In 1866, Laughton married his first wife, Isabella, daughter of John Carr of Dunfermline. They had two sons, Leonard and Arthur, and three daughters – Elsbeth, Mary and Dorothy. In 1886, Laughton married his second wife, María Josefa, daughter of Eugenio di Alberti, of Cádiz, Spain; they had three sons and two daughters, Dame Vera Laughton Mathews and Grace Laugton Bell.[4]
Sir John Knox Laughton died at his home at Wimbledon on 14 September 1915, aged 85.[5]
Laughton was educated at the Royal Institution School, Liverpool, and then at Caius College, Cambridge, graduating BA (34th wrangler) in 1852.[6] He served with the Royal Navy as a civilian shipboard instructor teaching mathematics, science and navigation, and saw combat in the Baltic and Far East campaigns.[7] In 1866 he finished his sea days by going ashore to teach at the Royal Naval College in Portsmouth. When the college moved to the new Royal Naval College, Greenwich, in 1873, Laughton moved with it to become head of the department of meteorology and marine surveying.
In the 1870s Laughton turned more and more to teaching and lecturing on history, delivering a now famous lecture to the Royal United Services Institute (RUSI) in 1874 on the importance of actually analysing historical events, rather than merely reporting events chronologically. This was a new idea at the time and would not have been seen then as stating the obvious, as perhaps it would today.[8] With this new approach, Laughton ‘acted as a catalyst for [the] entire intellectual development' of naval history as an independent discipline.[9]
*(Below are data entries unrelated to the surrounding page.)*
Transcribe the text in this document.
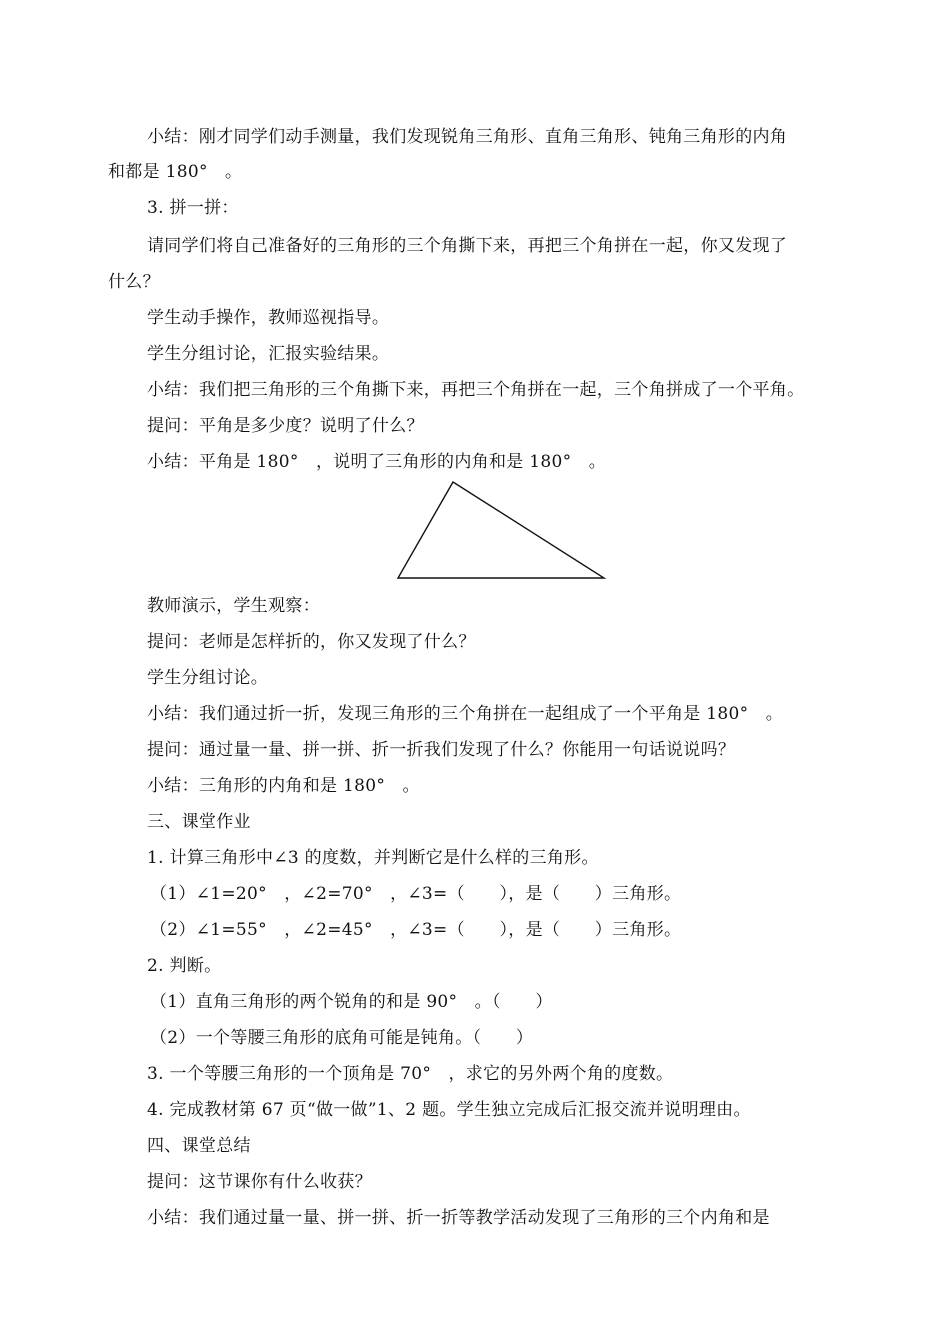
小结：刚才同学们动手测量，我们发现锐角三角形、直角三角形、钝角三角形的内角
和都是 180°　。
3. 拼一拼：
请同学们将自己准备好的三角形的三个角撕下来，再把三个角拼在一起，你又发现了
什么？
学生动手操作，教师巡视指导。
学生分组讨论，汇报实验结果。
小结：我们把三角形的三个角撕下来，再把三个角拼在一起，三个角拼成了一个平角。
提问：平角是多少度？说明了什么？
小结：平角是 180°　，说明了三角形的内角和是 180°　。
教师演示，学生观察：
提问：老师是怎样折的，你又发现了什么？
学生分组讨论。
小结：我们通过折一折，发现三角形的三个角拼在一起组成了一个平角是 180°　。
提问：通过量一量、拼一拼、折一折我们发现了什么？你能用一句话说说吗？
小结：三角形的内角和是 180°　。
三、课堂作业
1. 计算三角形中∠3 的度数，并判断它是什么样的三角形。
（1）∠1=20°　，∠2=70°　，∠3=（　　），是（　　）三角形。
（2）∠1=55°　，∠2=45°　，∠3=（　　），是（　　）三角形。
2. 判断。
（1）直角三角形的两个锐角的和是 90°　。（　　）
（2）一个等腰三角形的底角可能是钝角。（　　）
3. 一个等腰三角形的一个顶角是 70°　，求它的另外两个角的度数。
4. 完成教材第 67 页“做一做”1、2 题。学生独立完成后汇报交流并说明理由。
四、课堂总结
提问：这节课你有什么收获？
小结：我们通过量一量、拼一拼、折一折等教学活动发现了三角形的三个内角和是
During his time as a lecturer in naval history, Laughton was undoubtedly an influence on the more famous naval historian-strategists of his age – Alfred Thayer Mahan, Julian Corbett and Herbert Richmond. Mahan, who has been described as "one of Laughton's disciples", wrote of him that "He probably knows more naval history than any English speaking man living".[10] In 1885 he left the Royal Navy to accept the position of professor of modern history at King's College, London. He succeeded in convincing the Admiralty to allow limited public access to their archives. Together with Admiral Cyprian Bridge, Laughton co-founded the Navy Records Society in 1893. He was the Society's first Secretary, and was knighted for his work in 1907.[10][11]
Laughton died at the age of 85 on 14 September 1915 and was buried at sea in the Thames Estuary from the decks of HMS Conqueror.
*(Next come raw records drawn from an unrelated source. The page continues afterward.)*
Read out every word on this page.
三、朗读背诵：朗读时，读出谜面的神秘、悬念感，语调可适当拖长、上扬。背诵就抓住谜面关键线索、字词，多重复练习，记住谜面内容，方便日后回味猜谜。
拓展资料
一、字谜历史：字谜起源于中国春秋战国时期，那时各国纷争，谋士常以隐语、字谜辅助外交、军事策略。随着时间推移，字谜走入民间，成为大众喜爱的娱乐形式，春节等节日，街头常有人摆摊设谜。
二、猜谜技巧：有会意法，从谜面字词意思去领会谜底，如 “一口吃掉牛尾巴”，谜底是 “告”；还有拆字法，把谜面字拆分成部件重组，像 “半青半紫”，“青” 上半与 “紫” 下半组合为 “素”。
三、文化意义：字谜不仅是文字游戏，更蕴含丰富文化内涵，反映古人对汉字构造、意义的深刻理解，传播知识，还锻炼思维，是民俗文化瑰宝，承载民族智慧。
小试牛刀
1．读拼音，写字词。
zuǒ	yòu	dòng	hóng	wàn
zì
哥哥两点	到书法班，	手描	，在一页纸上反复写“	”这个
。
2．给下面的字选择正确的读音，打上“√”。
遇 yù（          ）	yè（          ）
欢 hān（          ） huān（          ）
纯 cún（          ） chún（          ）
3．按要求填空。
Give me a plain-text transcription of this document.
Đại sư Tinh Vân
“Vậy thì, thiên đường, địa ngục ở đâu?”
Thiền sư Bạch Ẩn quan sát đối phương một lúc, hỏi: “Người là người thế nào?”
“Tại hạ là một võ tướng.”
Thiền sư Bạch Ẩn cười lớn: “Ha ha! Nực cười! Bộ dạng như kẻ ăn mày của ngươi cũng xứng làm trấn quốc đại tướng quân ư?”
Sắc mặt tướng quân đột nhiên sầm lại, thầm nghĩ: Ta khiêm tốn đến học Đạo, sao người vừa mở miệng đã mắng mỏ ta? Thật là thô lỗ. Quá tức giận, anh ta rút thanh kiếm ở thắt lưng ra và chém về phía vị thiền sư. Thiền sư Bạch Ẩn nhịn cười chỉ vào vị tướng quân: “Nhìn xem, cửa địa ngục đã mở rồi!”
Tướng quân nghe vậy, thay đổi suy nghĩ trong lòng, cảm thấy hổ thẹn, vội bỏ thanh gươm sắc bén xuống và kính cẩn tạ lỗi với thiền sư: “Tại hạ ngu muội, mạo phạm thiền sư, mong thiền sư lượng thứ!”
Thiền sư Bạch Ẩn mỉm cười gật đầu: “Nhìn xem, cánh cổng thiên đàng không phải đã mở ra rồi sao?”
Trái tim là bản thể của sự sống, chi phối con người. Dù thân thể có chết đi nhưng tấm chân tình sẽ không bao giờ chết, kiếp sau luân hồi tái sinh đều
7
Laughton's contributions to naval history were largely forgotten until the pioneering work by Canadian naval historian Donald Mackenzie Schurman The Education of a Navy: The Development of British Naval Strategic Thought, 1867–1914 (1965) resurrected his memory. Professor Andrew Lambert has since added to this with a work, The Foundations of Naval History: John Knox Laughton, the Royal Navy and the Historical Profession.
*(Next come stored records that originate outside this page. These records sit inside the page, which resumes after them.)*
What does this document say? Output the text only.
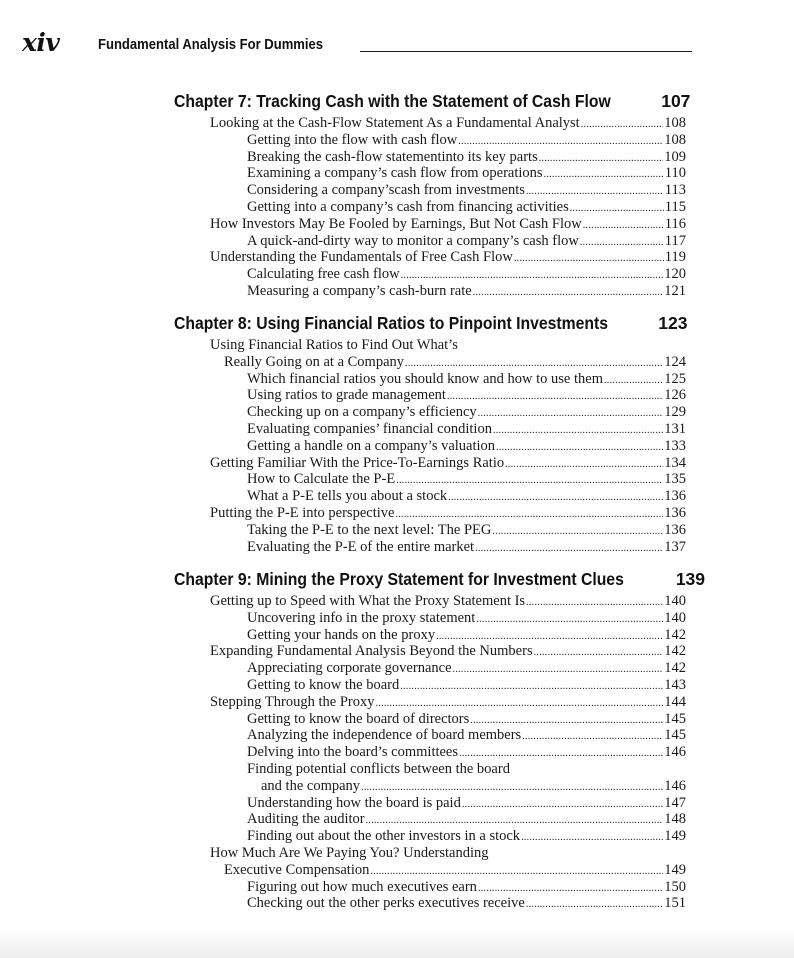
xiv	Fundamental Analysis For Dummies
Chapter 7: Tracking Cash with the Statement of Cash Flow	107
Looking at the Cash-Flow Statement As a Fundamental Analyst .....	108
Getting into the flow with cash flow .....	108
Breaking the cash-flow statementinto its key parts .....	109
Examining a company’s cash flow from operations .....	110
Considering a company’scash from investments .....	113
Getting into a company’s cash from financing activities .....	115
How Investors May Be Fooled by Earnings, But Not Cash Flow .....	116
A quick-and-dirty way to monitor a company’s cash flow .....	117
Understanding the Fundamentals of Free Cash Flow .....	119
Calculating free cash flow .....	120
Measuring a company’s cash-burn rate .....	121
Chapter 8: Using Financial Ratios to Pinpoint Investments	123
Using Financial Ratios to Find Out What’s
Really Going on at a Company .....	124
Which financial ratios you should know and how to use them .....	125
Using ratios to grade management .....	126
Checking up on a company’s efficiency .....	129
Evaluating companies’ financial condition .....	131
Getting a handle on a company’s valuation .....	133
Getting Familiar With the Price-To-Earnings Ratio .....	134
How to Calculate the P-E .....	135
What a P-E tells you about a stock .....	136
Putting the P-E into perspective .....	136
Taking the P-E to the next level: The PEG .....	136
Evaluating the P-E of the entire market .....	137
Chapter 9: Mining the Proxy Statement for Investment Clues	139
Getting up to Speed with What the Proxy Statement Is .....	140
Uncovering info in the proxy statement .....	140
Getting your hands on the proxy .....	142
Expanding Fundamental Analysis Beyond the Numbers .....	142
Appreciating corporate governance .....	142
Getting to know the board .....	143
Stepping Through the Proxy .....	144
Getting to know the board of directors .....	145
Analyzing the independence of board members .....	145
Delving into the board’s committees .....	146
Finding potential conflicts between the board
and the company .....	146
Understanding how the board is paid .....	147
Auditing the auditor .....	148
Finding out about the other investors in a stock .....	149
How Much Are We Paying You? Understanding
Executive Compensation .....	149
Figuring out how much executives earn .....	150
Checking out the other perks executives receive .....	151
Unlike Mahan and Corbett, Laughton never wrote a major work, and the body of work that he did leave behind went out of print and until online editions became available was very difficult to come by. The measure of his significance comes by looking at the people he influenced and the institutions which he left behind after his death. Through 'long-term influence and personal contact' with other thinkers in the field and British admirals, he managed to sow the seeds in influential people’s minds that naval history was a subject worth studying, something which had relevance and bearing on modern naval affairs.[12] The Navy Records Society remains a key part of the discipline of naval history.
In recognition of his importance, King's College Department of War Studies has named its naval history chair as the "Laughton Professor", and naval historians in the department belong to the Laughton Unit.[13]